Relationships to other regimes and forms
Form 1042 sits at the center of the "paying foreign persons" map, and the boundaries with its neighbors are where mistakes happen.
- Form 8804 / 8805 — the effectively connected sibling. This is the single most important distinction: FDAP (passive US-source income) is withheld under §1441/§1442 and reported on Form 1042/1042-S; income effectively connected with a US trade or business that is allocable to a foreign partner is withheld by the partnership under §1446 and reported on Form 8804/8805. One regime for passive income, the other for business income earned through a partnership. (A foreign partner's sale of its partnership interest is yet another rule — §1446(f), reported on Form 8288.)
- Forms 1099 and W-2 — the domestic analog. Form 1042-S is to foreign payees what Form 1099 is to US payees. The line between them is the payee's status, established by the W-8 series (W-8BEN / W-8BEN-E / W-8ECI / W-8IMY) for foreign persons versus Form W-9 for US persons. Note the wage boundary: an NRA employee's wages for services performed in the US go on Form W-2 with graduated payroll withholding (Form 941) — not on Form 1042-S; a US-source dividend or royalty paid to that same person does go on Form 1042-S.
- Treaty documentation, not this return. The payee's own treaty-position disclosure (Form 8833) is filed with the recipient's return; the W-8 the agent collects (W-8BEN / W-8BEN-E) is the agent's basis for applying a reduced rate. The Form 1042-S is the agent's information return — it reports the rate used; it is not the payee's treaty claim.
- FIRPTA and FATCA reporting are their own regimes. US-real-property withholding under §1445 (FIRPTA) and the FATCA account report on Form 8966 are separate from the Form 1042 determination, even though some of their amounts are reported on Form 1042-S.

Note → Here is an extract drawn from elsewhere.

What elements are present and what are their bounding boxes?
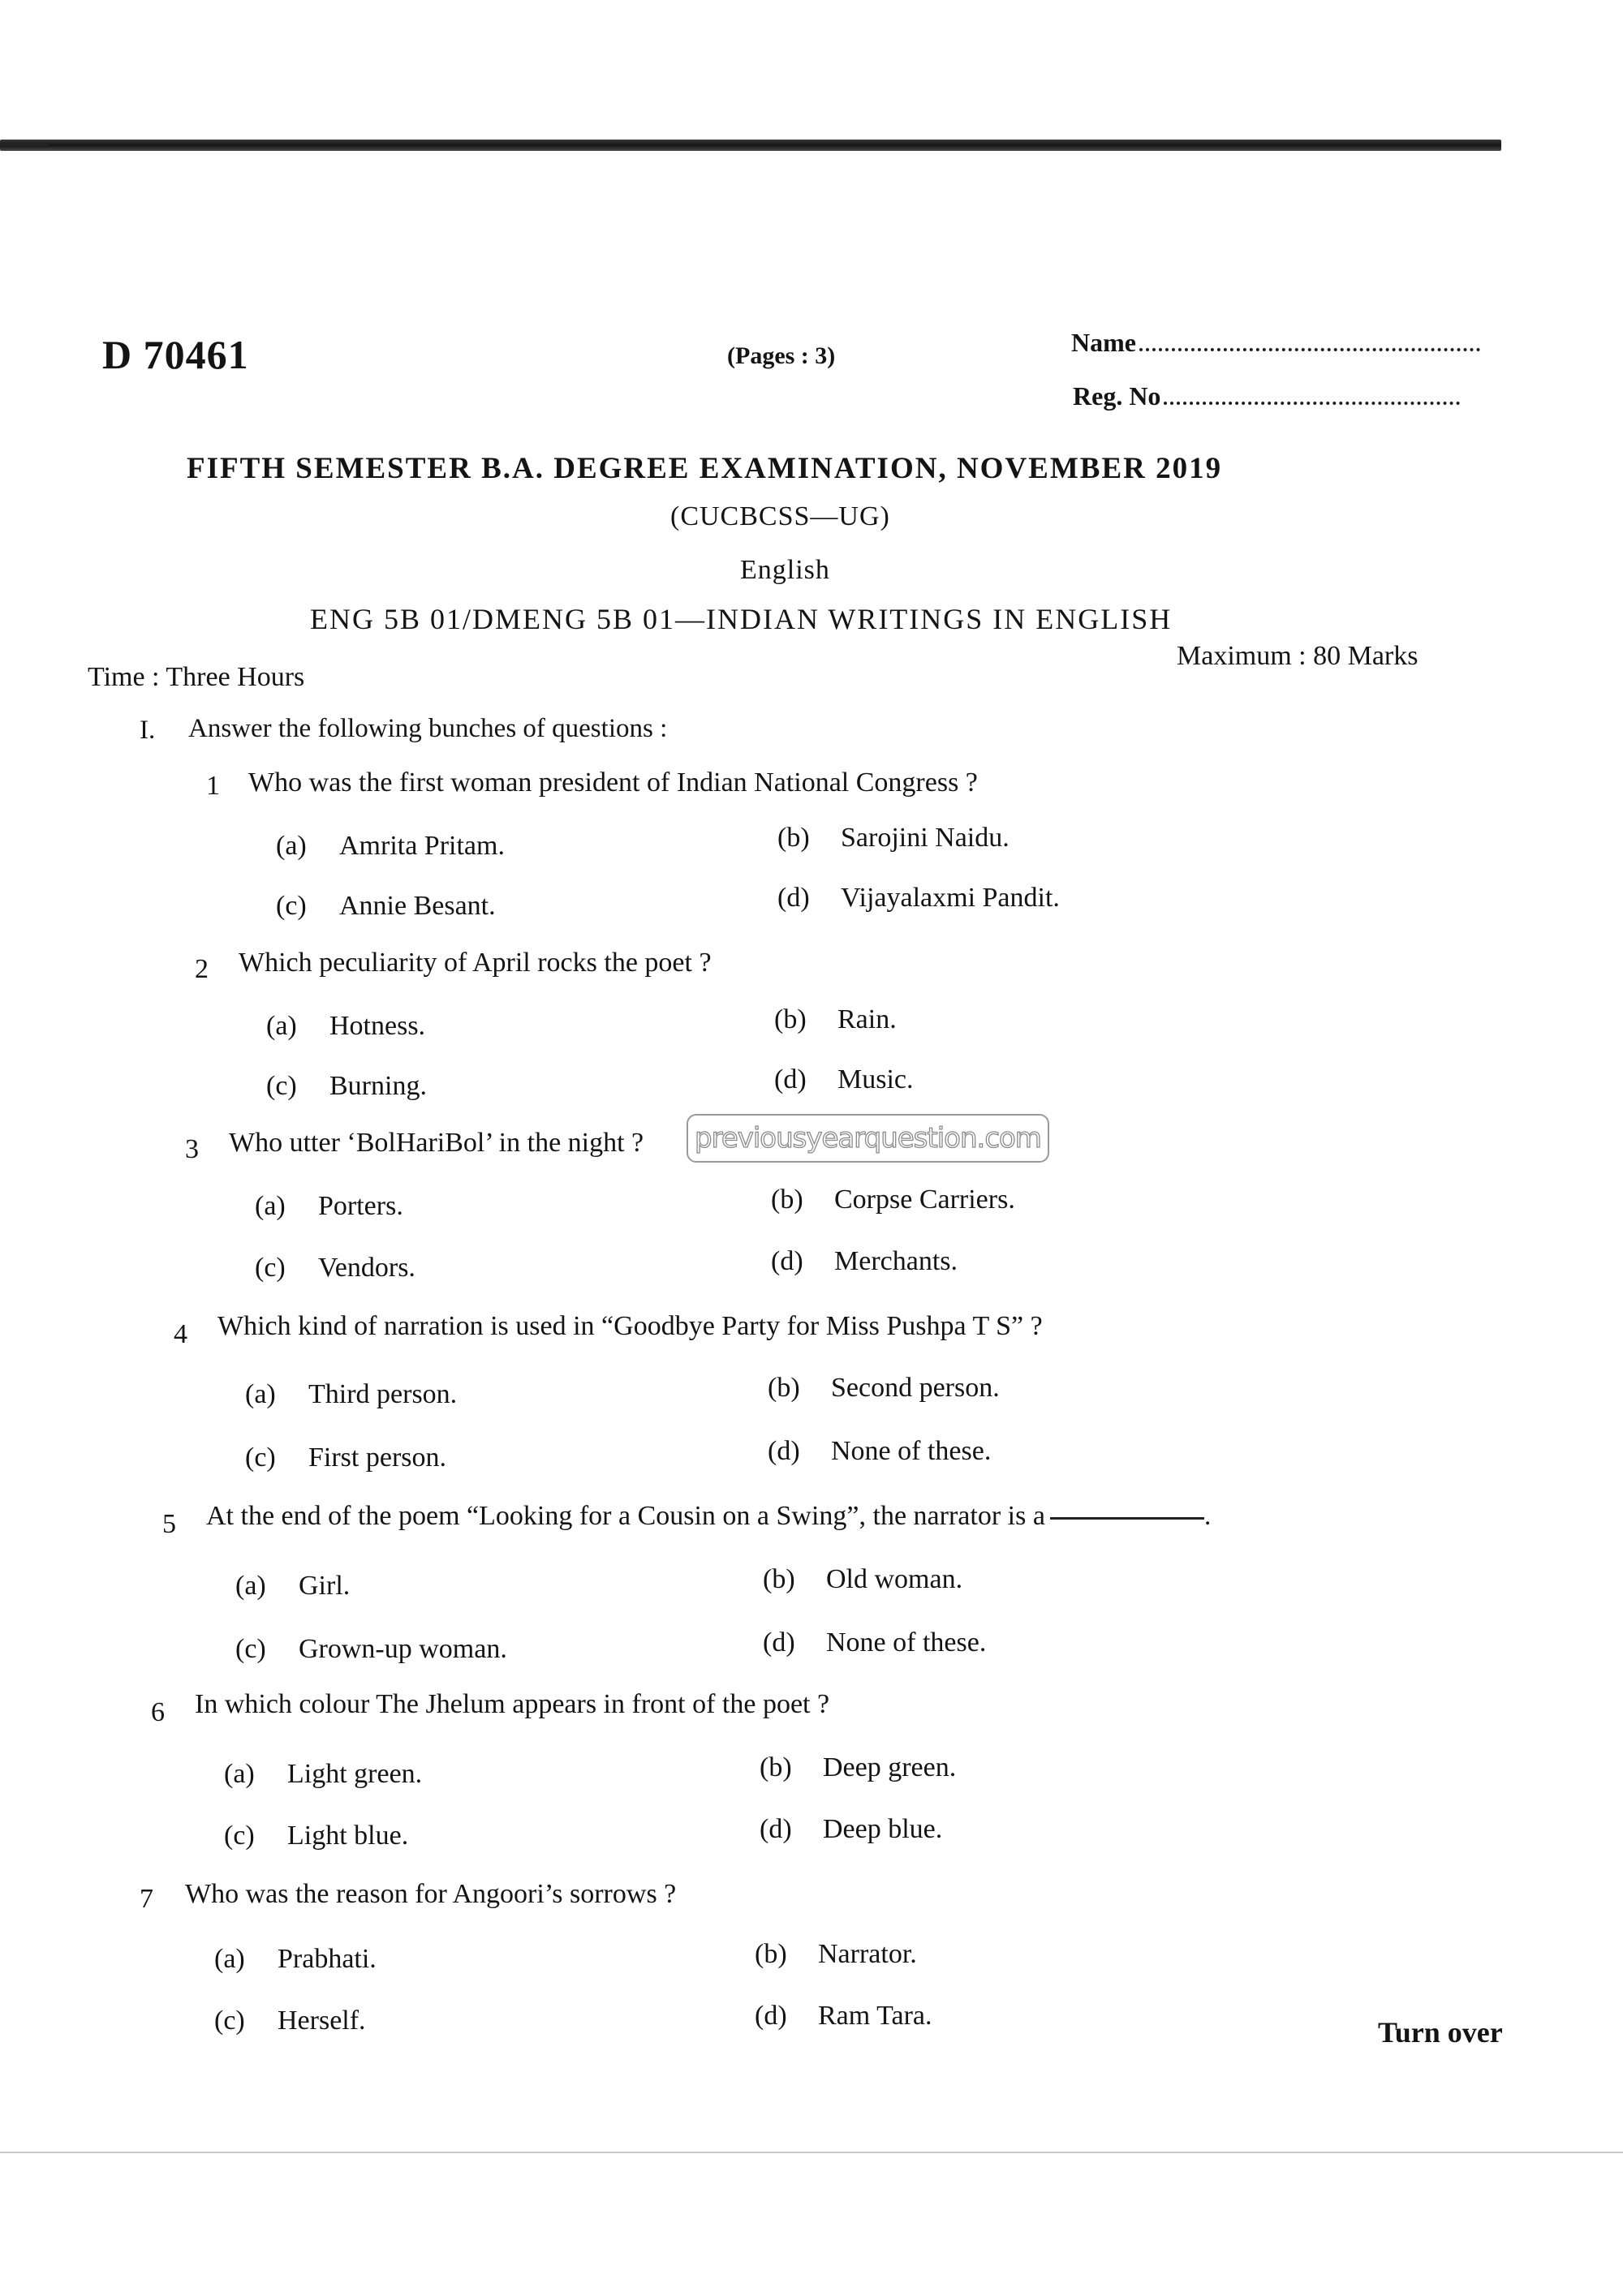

In plain terms the key fork is passive income versus business income: a dividend, interest, rent, or royalty to a foreign person is a Form 1042 question; a foreign partner's share of a US business's profits is a Form 8804 question; and US wages — even to a foreign worker — are a W-2 question. Sort the kind of payment first, and the right form follows. PILOT runs that determination across a structure — which of these each payer must file, and why.
What Form 1042 is not
Form 1042 and 1042-S report and collect — they do not compute your client's net US tax, and PILOT does not compute the withholding. The correct treaty rate, the FDAP-versus-ECI characterization at the margin, the FATCA status of a payee, the §1461 liability for an under-withholding, and the foreign person's ultimate US tax are all separate, downstream work that builds on the facts these forms capture. The first question — and the one this guide answers — is simply whether a Form 1042 / 1042-S obligation exists: for which withholding agent, on which payments, and how the treaty and ECI boundaries cut.